I look at him and chuckle. “I can do that.”

“I knew this deal would end up being useful for me.” He tips his head toward the field. “Come on. They’ll be done in about ten minutes or so, and then it’s our time to shine.”

I walk down the set of stairs after Jordan, and we end up standing in a small crowd of parents that have gathered by the edge of the grass. Jordan says his hellos and introduces me to so many people that I’m not even going to pretend to remember their names or who their kids are.

People smile at him and stop to chat, and somehow it seems aside from giving sage life advice, Jordan’s also kept an eye on the practice, because he’s able to discuss the performance of each kid with the parent.

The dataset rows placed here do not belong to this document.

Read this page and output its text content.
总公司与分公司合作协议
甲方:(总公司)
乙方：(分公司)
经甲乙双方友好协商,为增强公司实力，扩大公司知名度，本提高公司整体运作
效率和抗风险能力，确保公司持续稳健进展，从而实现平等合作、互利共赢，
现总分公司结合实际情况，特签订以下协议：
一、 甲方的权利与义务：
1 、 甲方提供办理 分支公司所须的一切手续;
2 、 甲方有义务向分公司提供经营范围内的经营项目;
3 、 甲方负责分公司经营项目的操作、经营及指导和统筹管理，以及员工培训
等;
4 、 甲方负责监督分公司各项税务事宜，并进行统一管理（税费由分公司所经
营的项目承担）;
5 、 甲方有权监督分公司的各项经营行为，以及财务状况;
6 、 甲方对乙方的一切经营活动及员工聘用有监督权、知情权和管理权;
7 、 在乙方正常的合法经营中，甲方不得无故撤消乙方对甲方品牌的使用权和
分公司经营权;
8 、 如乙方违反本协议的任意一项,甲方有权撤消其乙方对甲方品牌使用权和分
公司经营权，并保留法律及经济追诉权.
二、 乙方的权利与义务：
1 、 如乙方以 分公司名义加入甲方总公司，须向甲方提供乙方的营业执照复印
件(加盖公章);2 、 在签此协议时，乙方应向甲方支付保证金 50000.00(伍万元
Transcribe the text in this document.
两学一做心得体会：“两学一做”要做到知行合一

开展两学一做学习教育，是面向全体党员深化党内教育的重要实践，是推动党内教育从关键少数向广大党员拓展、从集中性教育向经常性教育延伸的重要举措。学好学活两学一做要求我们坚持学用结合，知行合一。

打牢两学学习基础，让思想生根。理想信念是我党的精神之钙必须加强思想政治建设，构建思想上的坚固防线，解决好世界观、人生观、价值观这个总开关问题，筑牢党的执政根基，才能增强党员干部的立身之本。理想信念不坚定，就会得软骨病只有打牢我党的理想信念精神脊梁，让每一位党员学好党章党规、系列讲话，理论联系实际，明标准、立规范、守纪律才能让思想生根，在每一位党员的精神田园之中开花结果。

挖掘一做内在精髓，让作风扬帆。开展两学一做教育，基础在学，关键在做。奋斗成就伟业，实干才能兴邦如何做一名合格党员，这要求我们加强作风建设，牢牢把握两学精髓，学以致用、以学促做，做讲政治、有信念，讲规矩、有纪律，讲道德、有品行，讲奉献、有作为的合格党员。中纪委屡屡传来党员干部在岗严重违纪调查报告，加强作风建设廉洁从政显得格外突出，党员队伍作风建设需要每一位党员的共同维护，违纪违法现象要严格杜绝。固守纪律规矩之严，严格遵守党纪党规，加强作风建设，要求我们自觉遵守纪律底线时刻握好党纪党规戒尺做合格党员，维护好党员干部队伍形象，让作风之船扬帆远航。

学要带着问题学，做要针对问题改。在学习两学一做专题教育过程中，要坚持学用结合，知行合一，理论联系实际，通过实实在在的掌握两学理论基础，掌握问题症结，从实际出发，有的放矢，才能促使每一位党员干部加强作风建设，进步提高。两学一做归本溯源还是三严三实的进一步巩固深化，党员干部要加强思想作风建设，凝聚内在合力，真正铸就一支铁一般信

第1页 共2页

“You have a lot of coaches on that field,” I say when we’ve moved through the crowd of parents and are standing on the sidelines again.

He shakes his head. “Mick is also coaching the local high school boys, so he usually has a few of them hanging around here he’ll use for the drills.”

“What’s your job, then?”

“The rest of us just do the boring stuff nobody else wants to do.”

“Like cleaning up after?”

“You’re catching on fast.”

On the field, the team has gathered around the guy I’m guessing is Mick.

He’s an older bald dude, I’d say in his sixties, probably, but he’s tall and looks like he lives in the gym.

He’s dressed in a black tracksuit, a whistle hanging from his neck.

The boys all listen to him avidly while he talks and nod along to whatever he’s saying.

He sends them off a few minutes later. A few of the boys stay and keep talking. Theo is in that group, too.